No eyes last 2 weekends though I missed fish on two good strikes. Water temps very high. My son claimed lake surface temp rose to 93 Sat evening and he spotted a 20-22" eye floating dead near St. Mary's, plus a huge 30+" blue cat, floating dead. We saw some fish kill in our channel this weekend, probably the high water temp, about a dozen small bluegill. Channel temperature normally runs a bit higher than main lake.

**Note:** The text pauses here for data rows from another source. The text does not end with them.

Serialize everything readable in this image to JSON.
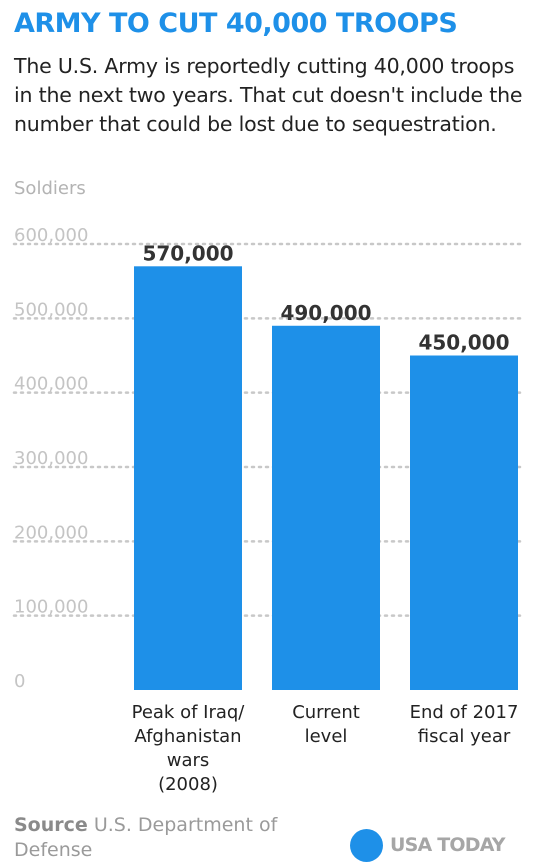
{
  "header": {
    "title": "ARMY TO CUT 40,000 TROOPS",
    "subtitle": "The U.S. Army is reportedly cutting 40,000 troops in the next two years. That cut doesn't include the number that could be lost due to sequestration."
  },
  "chart_data": {
    "type": "bar",
    "ylabel": "Soldiers",
    "ylim": [
      0,
      600000
    ],
    "yticks": [
      0,
      100000,
      200000,
      300000,
      400000,
      500000,
      600000
    ],
    "ytick_labels": [
      "0",
      "100,000",
      "200,000",
      "300,000",
      "400,000",
      "500,000",
      "600,000"
    ],
    "grid": true,
    "categories": [
      [
        "Peak of Iraq/",
        "Afghanistan",
        "wars",
        "(2008)"
      ],
      [
        "Current",
        "level"
      ],
      [
        "End of 2017",
        "fiscal year"
      ]
    ],
    "values": [
      570000,
      490000,
      450000
    ],
    "value_labels": [
      "570,000",
      "490,000",
      "450,000"
    ],
    "colors": {
      "bar": "#1e90e8",
      "grid": "#c8c8c8",
      "tick": "#c4c4c4",
      "value_label": "#333333"
    }
  },
  "footer": {
    "source_keyword": "Source",
    "source_text": "U.S. Department of Defense",
    "brand": "USA TODAY",
    "brand_color": "#1e90e8"
  }
}
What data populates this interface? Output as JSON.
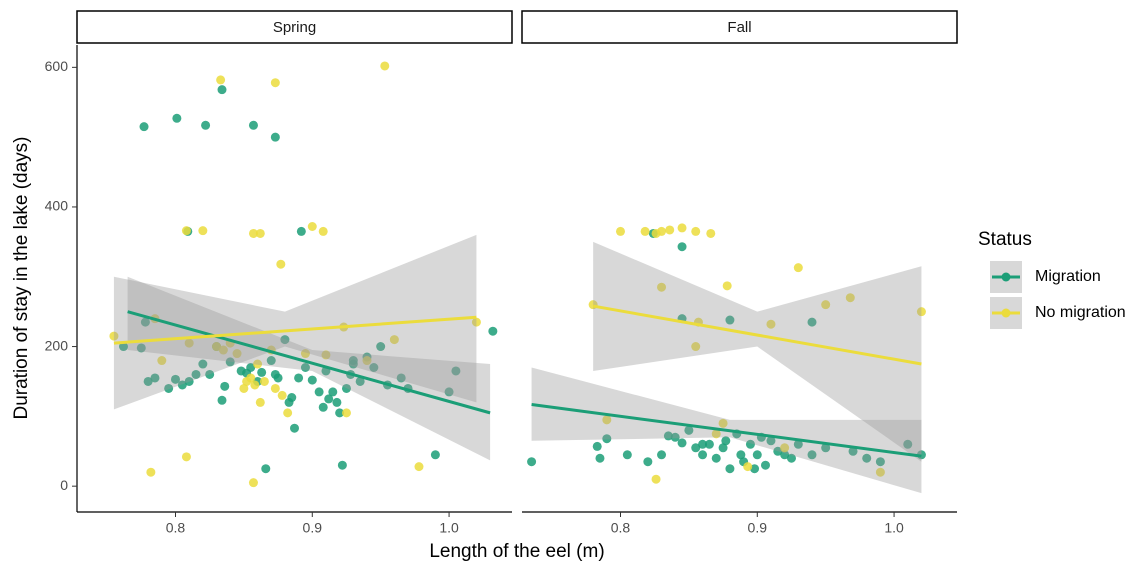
{
  "chart_data": {
    "type": "scatter",
    "facets": [
      "Spring",
      "Fall"
    ],
    "xlabel": "Length of the eel (m)",
    "ylabel": "Duration of stay in the lake (days)",
    "legend_title": "Status",
    "legend": "right",
    "xlim": [
      0.728,
      1.046
    ],
    "ylim": [
      -37,
      632
    ],
    "xticks": [
      {
        "value": 0.8,
        "label": "0.8"
      },
      {
        "value": 0.9,
        "label": "0.9"
      },
      {
        "value": 1.0,
        "label": "1.0"
      }
    ],
    "yticks": [
      0,
      200,
      400,
      600
    ],
    "band_color": "#999999",
    "series": [
      {
        "name": "Migration",
        "color": "#1b9e77",
        "panels": [
          {
            "x": [
              0.777,
              0.801,
              0.822,
              0.857,
              0.873,
              0.834,
              0.809,
              0.892,
              0.762,
              0.775,
              0.78,
              0.785,
              0.795,
              0.8,
              0.805,
              0.81,
              0.815,
              0.82,
              0.825,
              0.83,
              0.834,
              0.836,
              0.84,
              0.848,
              0.852,
              0.855,
              0.86,
              0.863,
              0.866,
              0.87,
              0.873,
              0.875,
              0.88,
              0.883,
              0.885,
              0.887,
              0.89,
              0.895,
              0.9,
              0.905,
              0.908,
              0.91,
              0.912,
              0.915,
              0.918,
              0.92,
              0.922,
              0.925,
              0.928,
              0.93,
              0.935,
              0.94,
              0.945,
              0.95,
              0.955,
              0.965,
              0.97,
              0.99,
              1.0,
              1.005,
              1.032,
              0.778,
              0.93
            ],
            "values": [
              515,
              527,
              517,
              517,
              500,
              568,
              365,
              365,
              200,
              198,
              150,
              155,
              140,
              153,
              145,
              150,
              160,
              175,
              160,
              200,
              123,
              143,
              178,
              165,
              162,
              170,
              150,
              163,
              25,
              180,
              160,
              155,
              210,
              120,
              127,
              83,
              155,
              170,
              152,
              135,
              113,
              165,
              125,
              135,
              120,
              105,
              30,
              140,
              160,
              175,
              150,
              185,
              170,
              200,
              145,
              155,
              140,
              45,
              135,
              165,
              222,
              235,
              180
            ],
            "trend_x": [
              0.765,
              1.03
            ],
            "trend": [
              250,
              105
            ],
            "band_x": [
              0.765,
              0.9,
              1.03
            ],
            "band_lower": [
              195,
              165,
              37
            ],
            "band_upper": [
              300,
              195,
              175
            ]
          },
          {
            "x": [
              0.735,
              0.785,
              0.79,
              0.805,
              0.82,
              0.83,
              0.835,
              0.84,
              0.845,
              0.85,
              0.855,
              0.86,
              0.865,
              0.87,
              0.875,
              0.877,
              0.88,
              0.885,
              0.888,
              0.89,
              0.895,
              0.898,
              0.9,
              0.903,
              0.906,
              0.91,
              0.915,
              0.92,
              0.925,
              0.93,
              0.94,
              0.95,
              0.97,
              0.98,
              0.99,
              1.01,
              1.02,
              0.845,
              0.88,
              0.94,
              0.86,
              0.824,
              0.845,
              0.783
            ],
            "values": [
              35,
              40,
              68,
              45,
              35,
              45,
              72,
              70,
              62,
              80,
              55,
              45,
              60,
              40,
              55,
              65,
              25,
              75,
              45,
              35,
              60,
              25,
              45,
              70,
              30,
              65,
              50,
              45,
              40,
              60,
              45,
              55,
              50,
              40,
              35,
              60,
              45,
              240,
              238,
              235,
              60,
              362,
              343,
              57
            ],
            "trend_x": [
              0.735,
              1.02
            ],
            "trend": [
              117,
              43
            ],
            "band_x": [
              0.735,
              0.88,
              1.02
            ],
            "band_lower": [
              65,
              70,
              -10
            ],
            "band_upper": [
              170,
              95,
              95
            ]
          }
        ]
      },
      {
        "name": "No migration",
        "color": "#ebdc3c",
        "panels": [
          {
            "x": [
              0.833,
              0.873,
              0.953,
              0.808,
              0.82,
              0.857,
              0.862,
              0.9,
              0.908,
              0.877,
              0.755,
              0.79,
              0.782,
              0.808,
              0.857,
              0.978,
              0.83,
              0.835,
              0.84,
              0.845,
              0.85,
              0.852,
              0.855,
              0.858,
              0.86,
              0.862,
              0.865,
              0.87,
              0.873,
              0.878,
              0.882,
              0.895,
              0.91,
              0.923,
              0.925,
              0.94,
              0.96,
              1.02,
              0.785,
              0.81
            ],
            "values": [
              582,
              578,
              602,
              366,
              366,
              362,
              362,
              372,
              365,
              318,
              215,
              180,
              20,
              42,
              5,
              28,
              200,
              195,
              205,
              190,
              140,
              150,
              155,
              145,
              175,
              120,
              150,
              195,
              140,
              130,
              105,
              190,
              188,
              228,
              105,
              180,
              210,
              235,
              240,
              205
            ],
            "trend_x": [
              0.755,
              1.02
            ],
            "trend": [
              205,
              242
            ],
            "band_x": [
              0.755,
              0.88,
              1.02
            ],
            "band_lower": [
              110,
              200,
              120
            ],
            "band_upper": [
              300,
              250,
              360
            ]
          },
          {
            "x": [
              0.8,
              0.818,
              0.826,
              0.83,
              0.836,
              0.845,
              0.855,
              0.866,
              0.93,
              0.78,
              0.83,
              0.857,
              0.855,
              0.878,
              0.91,
              0.95,
              0.968,
              1.02,
              0.79,
              0.826,
              0.893,
              0.875,
              0.92,
              0.99,
              0.87
            ],
            "values": [
              365,
              365,
              362,
              365,
              367,
              370,
              365,
              362,
              313,
              260,
              285,
              235,
              200,
              287,
              232,
              260,
              270,
              250,
              95,
              10,
              28,
              90,
              55,
              20,
              75
            ],
            "trend_x": [
              0.78,
              1.02
            ],
            "trend": [
              258,
              175
            ],
            "band_x": [
              0.78,
              0.9,
              1.02
            ],
            "band_lower": [
              165,
              200,
              35
            ],
            "band_upper": [
              350,
              250,
              315
            ]
          }
        ]
      }
    ]
  }
}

We think walleye population in lake is better than people think, but no one fishing for them. We're just learning - hadn't fished for walleye since Lake Erie in the early 80's and Erie tactics have to be modified for this shallow lake. Let me know if you try St. Mary's and the outcome. Good luck.


----------



## Lima Eyecatcher (Aug 13, 2008)

Zara

Sorry it took so long to reply. Only work on computer from work, days off im fishing. 

Thanks for the info. I fished Indian this week but couldnt get much giong. Only two keepers with 5 lost rapelas. Was wandering how the stumps are at St Marys. I too have changed my Erie tactics to fit Indian but there are so many stumps the lost baits are realy starting to add up. I have marked 7 stumps in the Ski zone Monday in 4 hours of fishing.

Thanks again
Lima Eyecatcher
Jim


----------



## homebrew (Apr 13, 2009)

zaraspook said:


> Saugeyes never stocked in St. Mary's until first batch of fingerlings put in 3-4 weeks ago. We assumed it was a walleye and never noticed the white lower tail tip until your message. I think the light area of tail may be sun catching the tail. Sun was quartering behind me to my right. The tail of the fish kind of flipped toward the camera while I held it and may have caught sun, same way as my right leg was catching sun. Interesting observation though.


Walleye AND Saugeye have white tipped tails, it is Sauger that do not. Unless someone released it there or it grew VERY fast I'd say it's a walleye.


----------



## zaraspook (Jun 16, 2009)

Thanks for clarification. As noted in one of my posts, my son and I are new to the walleye game. We're learning.


----------



## zaraspook (Jun 16, 2009)

Just a guess but I'd say we lose a lure every other trip......haven't felt stumps are significant issue. Last 4 trips, maybe 8-9 hours total time on lake, no walleyes taken. Hope it's water temp shutting down the bite, and not a lack of fish.


----------